Vivemos em cidades interioranas e bem longe da alucinante rapidez e quase infinitas opções de uma grande metrópole. Porém, mesmo não tendo esse ar de grande capital, temos aqui instituições tradicionais e sólidas que favorecem a circulação de pessoas e sua formação, propiciando uma comunidade/ambiente cosmopolita. Uma dessas instituições é a própria identidade que vêm ganhando contornos mais definidos nas últimas gerações, a identidade do habitante nativo do Vale, sua herança européia, africana, ameríndia ou asiática, diluída, integrada e expandida nesses ares úmidos, espalhada pelas brumas que saem das pirambeiras verdes todas as manhãs.
Chamarmos nosso Vale do Itajahy de Vale Europeu é negar tudo isso! É negar a realidade, as belezas e as feiúras, todas as dificuldades AQUI enfrentadas por nossos antepassados, nossa identidade calcada no trabalho e nossa sofisticada interpessoalidade. É também não estar ciente que a Europa, por exemplo, não aboliu os trens nos anos 60, pelo contrário soube manter e aprimorar as malhas ferroviárias intermunicipais, inter-regionais, nacionais e internacionais.

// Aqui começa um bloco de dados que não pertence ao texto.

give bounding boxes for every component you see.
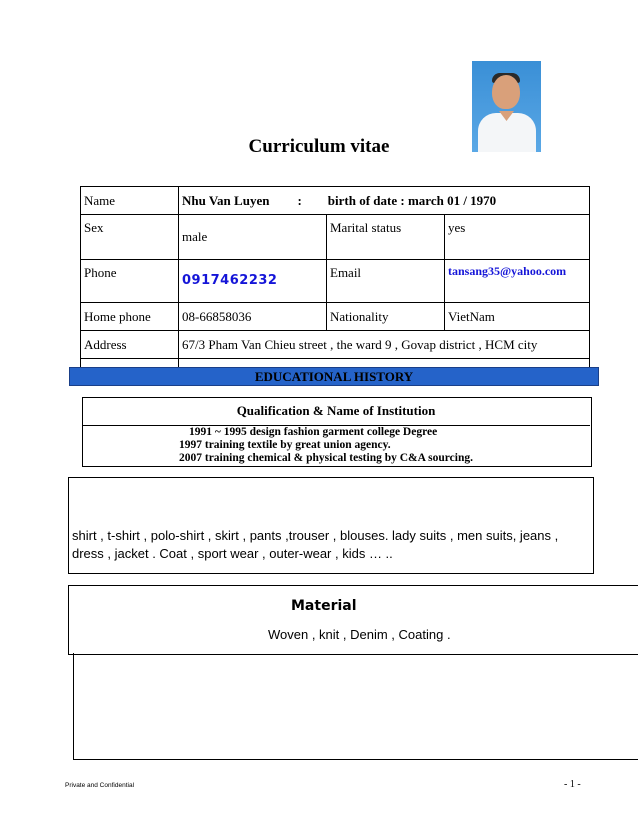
- name-label: Name: [81, 187, 179, 215]
- blank-box: [73, 653, 638, 760]
- address-value: 67/3 Pham Van Chieu street , the ward 9 , Govap district , HCM city: [179, 331, 590, 359]
- name-separator: :: [297, 193, 302, 208]
- home-phone-value: 08-66858036: [179, 303, 327, 331]
- nationality-label: Nationality: [327, 303, 445, 331]
- footer-confidential: Private and Confidential: [65, 782, 135, 789]
- material-box: [68, 585, 638, 655]
- products-text: shirt , t-shirt , polo-shirt , skirt , pants ,trouser , blouses. lady suits , men suits, jeans , dress , jacket . Coat , sport wear , outer-wear , kids … ..: [72, 528, 559, 561]
- education-line: 1991 ~ 1995 design fashion garment college Degree: [189, 426, 438, 438]
- page-title: Curriculum vitae: [248, 136, 390, 157]
- email-label: Email: [327, 260, 445, 303]
- phone-label: Phone: [81, 260, 179, 303]
- material-text: Woven , knit , Denim , Coating .: [268, 627, 451, 642]
- education-line: 2007 training chemical & physical testing by C&A sourcing.: [179, 452, 474, 464]
- marital-label: Marital status: [327, 215, 445, 260]
- education-header: Qualification & Name of Institution: [82, 397, 590, 426]
- sex-value: male: [179, 215, 327, 260]
- material-title: Material: [291, 598, 357, 614]
- name-value: Nhu Van Luyen: [182, 193, 270, 208]
- home-phone-label: Home phone: [81, 303, 179, 331]
- education-section-title: EDUCATIONAL HISTORY: [69, 367, 599, 386]
- marital-value: yes: [445, 215, 590, 260]
- sex-label: Sex: [81, 215, 179, 260]
- education-line: 1997 training textile by great union agency.: [179, 439, 391, 451]
- birth-date: birth of date : march 01 / 1970: [327, 193, 497, 208]
- page-number: - 1 -: [564, 779, 581, 790]
- nationality-value: VietNam: [445, 303, 590, 331]
- address-label: Address: [81, 331, 179, 359]
- name-cell: [179, 187, 590, 215]
- email-link[interactable]: tansang35@yahoo.com: [448, 264, 567, 278]
- phone-value[interactable]: 0917462232: [182, 273, 278, 288]
- personal-info-table: [80, 186, 590, 386]
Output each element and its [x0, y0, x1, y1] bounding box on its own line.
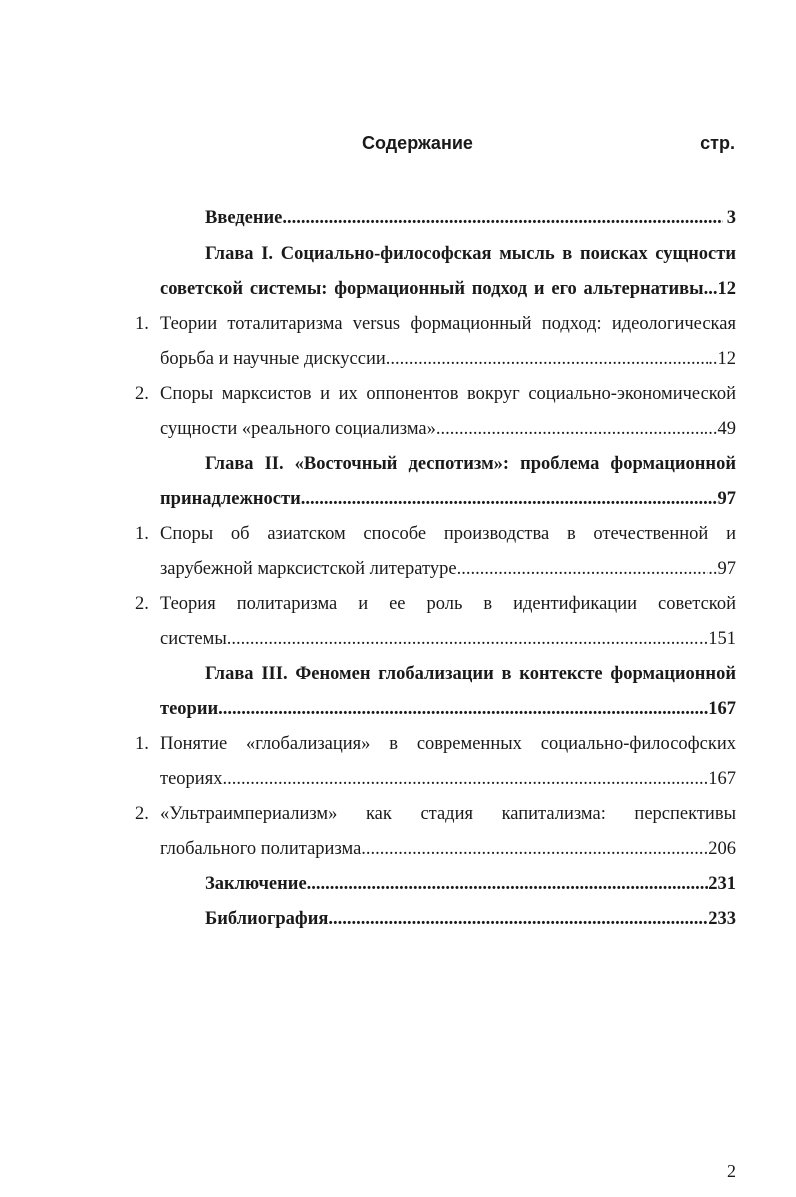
toc-section-2-2-line1[interactable]: Теория политаризма и ее роль в идентификации советской	[160, 594, 736, 614]
toc-section-label: зарубежной марксистской литературе	[160, 559, 457, 579]
toc-leader-dots	[301, 487, 718, 511]
page-title: Содержание	[362, 133, 473, 153]
page-column-label: стр.	[700, 133, 735, 153]
toc-leader-dots	[222, 767, 694, 791]
toc-section-3-2-line1[interactable]: «Ультраимпериализм» как стадия капитализма: перспективы	[160, 804, 736, 824]
toc-chapter-3-title-line2[interactable]	[160, 697, 736, 721]
toc-section-1-1-line2[interactable]	[160, 347, 736, 371]
toc-section-label: глобального политаризма	[160, 839, 362, 859]
toc-section-number: 1.	[135, 734, 149, 754]
toc-chapter-1-title-line1[interactable]: Глава I. Социально-философская мысль в поисках сущности	[205, 244, 736, 264]
toc-page-number: 3	[726, 208, 736, 228]
toc-leader-dots	[361, 837, 703, 861]
toc-leader-dots	[218, 697, 708, 721]
toc-entry-label: Введение	[205, 208, 283, 228]
toc-entry-conclusion[interactable]	[205, 872, 736, 896]
toc-page-number: .206	[703, 839, 736, 859]
toc-entry-label: Заключение	[205, 874, 307, 894]
toc-section-number: 1.	[135, 314, 149, 334]
toc-page-number: 97	[717, 489, 736, 509]
toc-entry-bibliography[interactable]	[205, 907, 736, 931]
toc-page-number: ..151	[699, 629, 736, 649]
toc-chapter-1-title-line2[interactable]: советской системы: формационный подход и его альтернативы...12	[160, 279, 736, 299]
toc-leader-dots	[386, 347, 709, 371]
toc-section-1-2-line2[interactable]	[160, 417, 736, 441]
toc-page-number: ..97	[708, 559, 736, 579]
toc-page-number: ...167	[694, 769, 736, 789]
toc-section-number: 1.	[135, 524, 149, 544]
toc-chapter-label: принадлежности	[160, 489, 301, 509]
toc-page-number: 167	[708, 699, 736, 719]
toc-chapter-2-title-line2[interactable]	[160, 487, 736, 511]
toc-leader-dots	[328, 907, 708, 931]
toc-chapter-label: теории	[160, 699, 219, 719]
toc-leader-dots	[227, 627, 699, 651]
toc-section-3-1-line1[interactable]: Понятие «глобализация» в современных социально-философских	[160, 734, 736, 754]
toc-section-1-1-line1[interactable]: Теории тоталитаризма versus формационный подход: идеологическая	[160, 314, 736, 334]
toc-section-label: теориях	[160, 769, 223, 789]
toc-section-label: системы	[160, 629, 227, 649]
toc-section-3-1-line2[interactable]	[160, 767, 736, 791]
toc-section-2-2-line2[interactable]	[160, 627, 736, 651]
toc-entry-label: Библиография	[205, 909, 329, 929]
toc-section-2-1-line2[interactable]	[160, 557, 736, 581]
toc-section-number: 2.	[135, 804, 149, 824]
toc-entry-intro[interactable]	[205, 206, 736, 230]
toc-leader-dots	[282, 206, 722, 230]
toc-section-1-2-line1[interactable]: Споры марксистов и их оппонентов вокруг социально-экономической	[160, 384, 736, 404]
toc-section-3-2-line2[interactable]	[160, 837, 736, 861]
toc-chapter-3-title-line1[interactable]: Глава III. Феномен глобализации в контексте формационной	[205, 664, 736, 684]
toc-section-label: борьба и научные дискуссии	[160, 349, 386, 369]
toc-chapter-2-title-line1[interactable]: Глава II. «Восточный деспотизм»: проблема формационной	[205, 454, 736, 474]
toc-section-2-1-line1[interactable]: Споры об азиатском способе производства в отечественной и	[160, 524, 736, 544]
toc-section-number: 2.	[135, 384, 149, 404]
toc-page-number: ...49	[703, 419, 736, 439]
toc-page-number: 231	[708, 874, 736, 894]
toc-leader-dots	[307, 872, 709, 896]
toc-page-number: 233	[708, 909, 736, 929]
toc-leader-dots	[436, 417, 704, 441]
toc-section-label: сущности «реального социализма»	[160, 419, 436, 439]
toc-leader-dots	[457, 557, 709, 581]
page-number: 2	[727, 1161, 736, 1181]
toc-section-number: 2.	[135, 594, 149, 614]
toc-page-number: ..12	[708, 349, 736, 369]
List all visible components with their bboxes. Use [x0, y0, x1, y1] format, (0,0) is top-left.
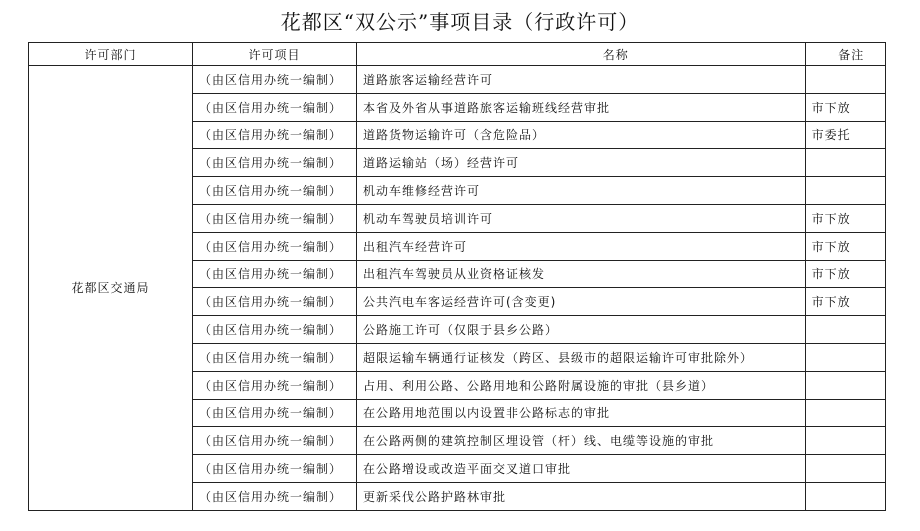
- header-project: 许可项目: [192, 43, 356, 66]
- note-cell: [805, 455, 885, 483]
- project-cell: （由区信用办统一编制）: [192, 371, 356, 399]
- permit-table: [28, 42, 886, 511]
- project-cell: （由区信用办统一编制）: [192, 232, 356, 260]
- item-name-cell: 本省及外省从事道路旅客运输班线经营审批: [356, 93, 805, 121]
- table-header-row: [29, 43, 886, 66]
- note-cell: [805, 343, 885, 371]
- item-name-cell: 在公路增设或改造平面交叉道口审批: [356, 455, 805, 483]
- note-cell: 市下放: [805, 260, 885, 288]
- note-cell: 市下放: [805, 232, 885, 260]
- item-name-cell: 出租汽车经营许可: [356, 232, 805, 260]
- item-name-cell: 在公路两侧的建筑控制区埋设管（杆）线、电缆等设施的审批: [356, 427, 805, 455]
- item-name-cell: 出租汽车驾驶员从业资格证核发: [356, 260, 805, 288]
- department-cell: 花都区交通局: [29, 66, 193, 511]
- project-cell: （由区信用办统一编制）: [192, 121, 356, 149]
- project-cell: （由区信用办统一编制）: [192, 482, 356, 510]
- header-name: 名称: [356, 43, 805, 66]
- item-name-cell: 机动车驾驶员培训许可: [356, 204, 805, 232]
- note-cell: 市下放: [805, 204, 885, 232]
- note-cell: [805, 66, 885, 94]
- project-cell: （由区信用办统一编制）: [192, 260, 356, 288]
- item-name-cell: 占用、利用公路、公路用地和公路附属设施的审批（县乡道）: [356, 371, 805, 399]
- project-cell: （由区信用办统一编制）: [192, 288, 356, 316]
- project-cell: （由区信用办统一编制）: [192, 93, 356, 121]
- item-name-cell: 公路施工许可（仅限于县乡公路）: [356, 316, 805, 344]
- document-title: 花都区“双公示”事项目录（行政许可）: [280, 10, 640, 34]
- project-cell: （由区信用办统一编制）: [192, 149, 356, 177]
- note-cell: [805, 371, 885, 399]
- item-name-cell: 机动车维修经营许可: [356, 177, 805, 205]
- header-dept: 许可部门: [29, 43, 193, 66]
- item-name-cell: 道路货物运输许可（含危险品）: [356, 121, 805, 149]
- note-cell: 市下放: [805, 288, 885, 316]
- item-name-cell: 超限运输车辆通行证核发（跨区、县级市的超限运输许可审批除外）: [356, 343, 805, 371]
- note-cell: [805, 177, 885, 205]
- project-cell: （由区信用办统一编制）: [192, 343, 356, 371]
- note-cell: [805, 316, 885, 344]
- note-cell: [805, 482, 885, 510]
- project-cell: （由区信用办统一编制）: [192, 66, 356, 94]
- item-name-cell: 公共汽电车客运经营许可(含变更): [356, 288, 805, 316]
- note-cell: [805, 427, 885, 455]
- note-cell: [805, 149, 885, 177]
- note-cell: [805, 399, 885, 427]
- project-cell: （由区信用办统一编制）: [192, 399, 356, 427]
- note-cell: 市委托: [805, 121, 885, 149]
- table-body: [29, 66, 886, 511]
- header-note: 备注: [805, 43, 885, 66]
- project-cell: （由区信用办统一编制）: [192, 177, 356, 205]
- project-cell: （由区信用办统一编制）: [192, 204, 356, 232]
- note-cell: 市下放: [805, 93, 885, 121]
- project-cell: （由区信用办统一编制）: [192, 427, 356, 455]
- item-name-cell: 更新采伐公路护路林审批: [356, 482, 805, 510]
- project-cell: （由区信用办统一编制）: [192, 455, 356, 483]
- project-cell: （由区信用办统一编制）: [192, 316, 356, 344]
- table-row: [29, 66, 886, 94]
- item-name-cell: 道路运输站（场）经营许可: [356, 149, 805, 177]
- item-name-cell: 道路旅客运输经营许可: [356, 66, 805, 94]
- item-name-cell: 在公路用地范围以内设置非公路标志的审批: [356, 399, 805, 427]
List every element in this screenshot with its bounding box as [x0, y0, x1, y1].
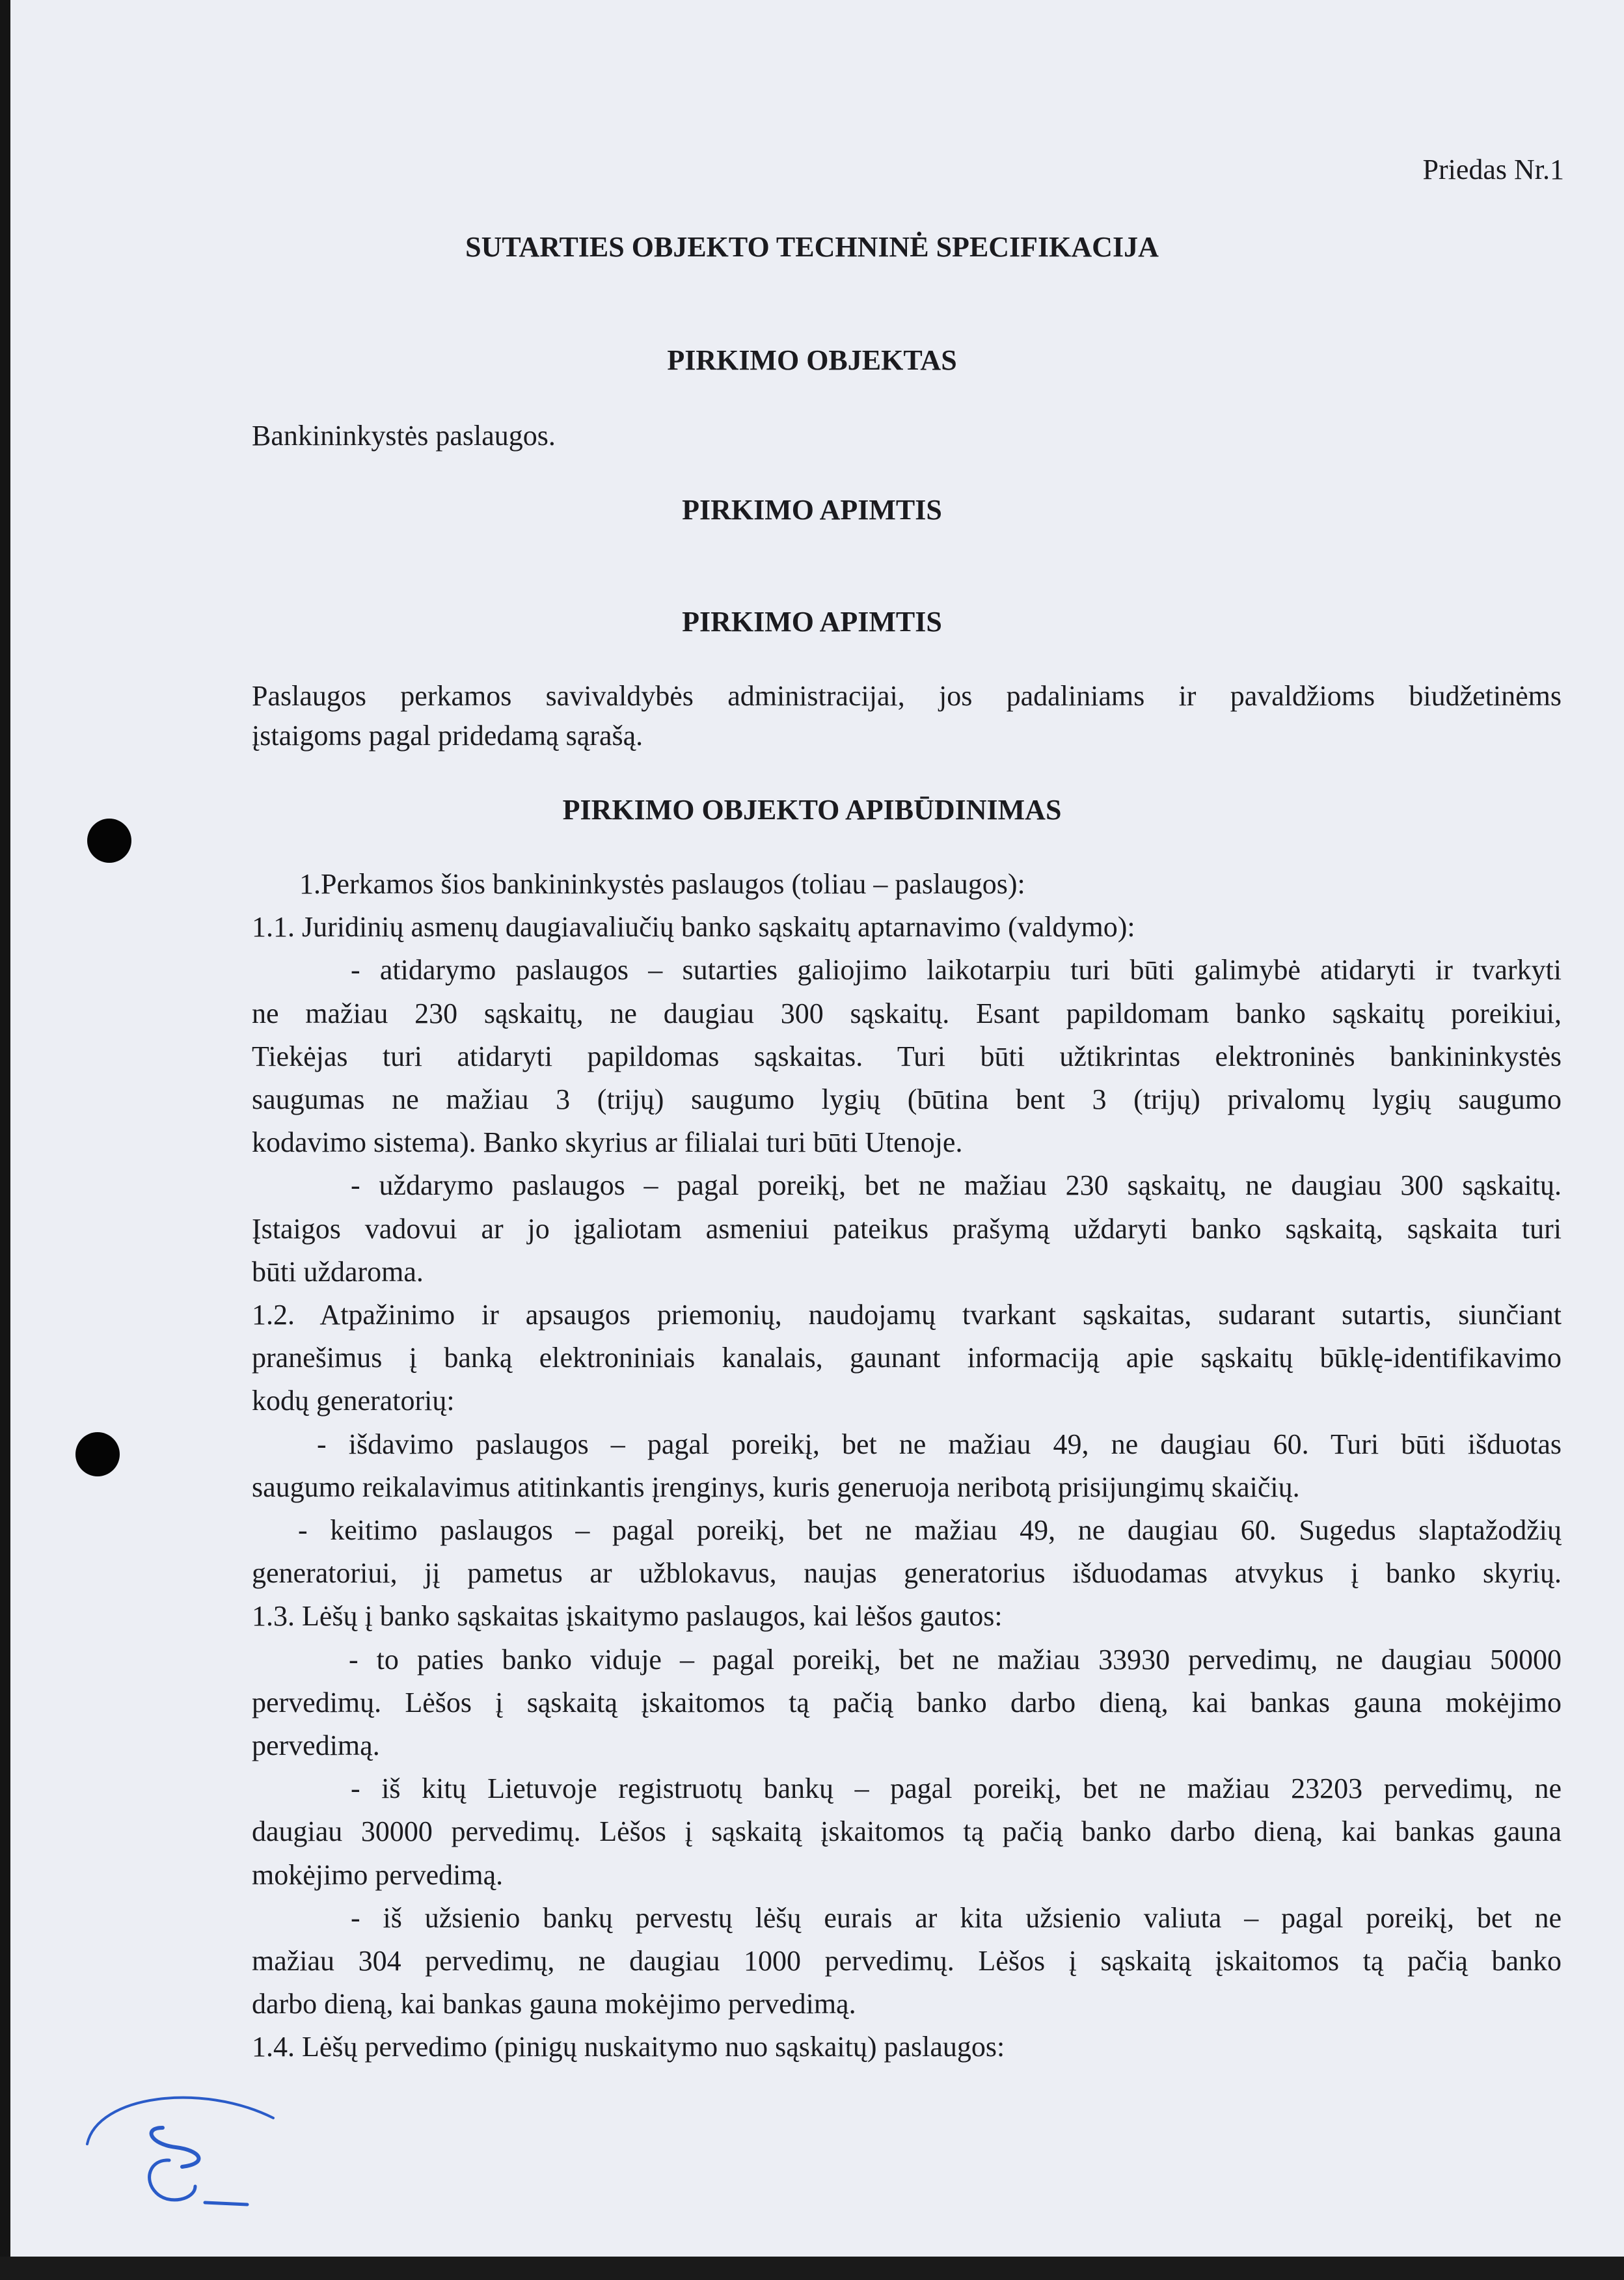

Lá os rios não são esgotos desde a primeira metade do século XX (além disso, são usados como meio de transporte), não tem favelas na periferia e na administração dos recursos públicos têm menos lugares para diletantes.
Aqui, justifica-se a alcunha Vale Europeu como sendo um chamariz turístico! Isto é um ótimo exemplo de diletantismo. No Brasil, o Vale do Itajay já tem força suficiente e sustenta-se, como disse anteriormente, com suas instituições: temos universidades, teatros, tecnologia, grandes empresas, comércio especializado, festas de grande porte organizadas e seguras, boa qualidade de vida e identidade. Agora façamos propaganda disso tudo dentro da nossa exuberante paisagem e clima subtropical. Vamos dar um bom exemplo de turismo regional: alguém já ouviu falar em Alpes Gaúchos? Acho que não... Acredito que nossos vizinhos do sul estão bem contentes com a performance turística da sua Serra.
Essa ingênua e provinciana metáfora de Vale Europeu nunca vai atrair os turistas endinheirados da Europa, América do Norte e até mesmo os bons turistas brasileiros, que não são bobos e vão eles mesmos conhecer um vale europeu de verdade, com seus castelos, trens bala e muito frio. Os turistas não querem saber de pessoas disfarçadas e orgulhosas por uma ilusão fantástica, assim já basta a Coréia do Norte.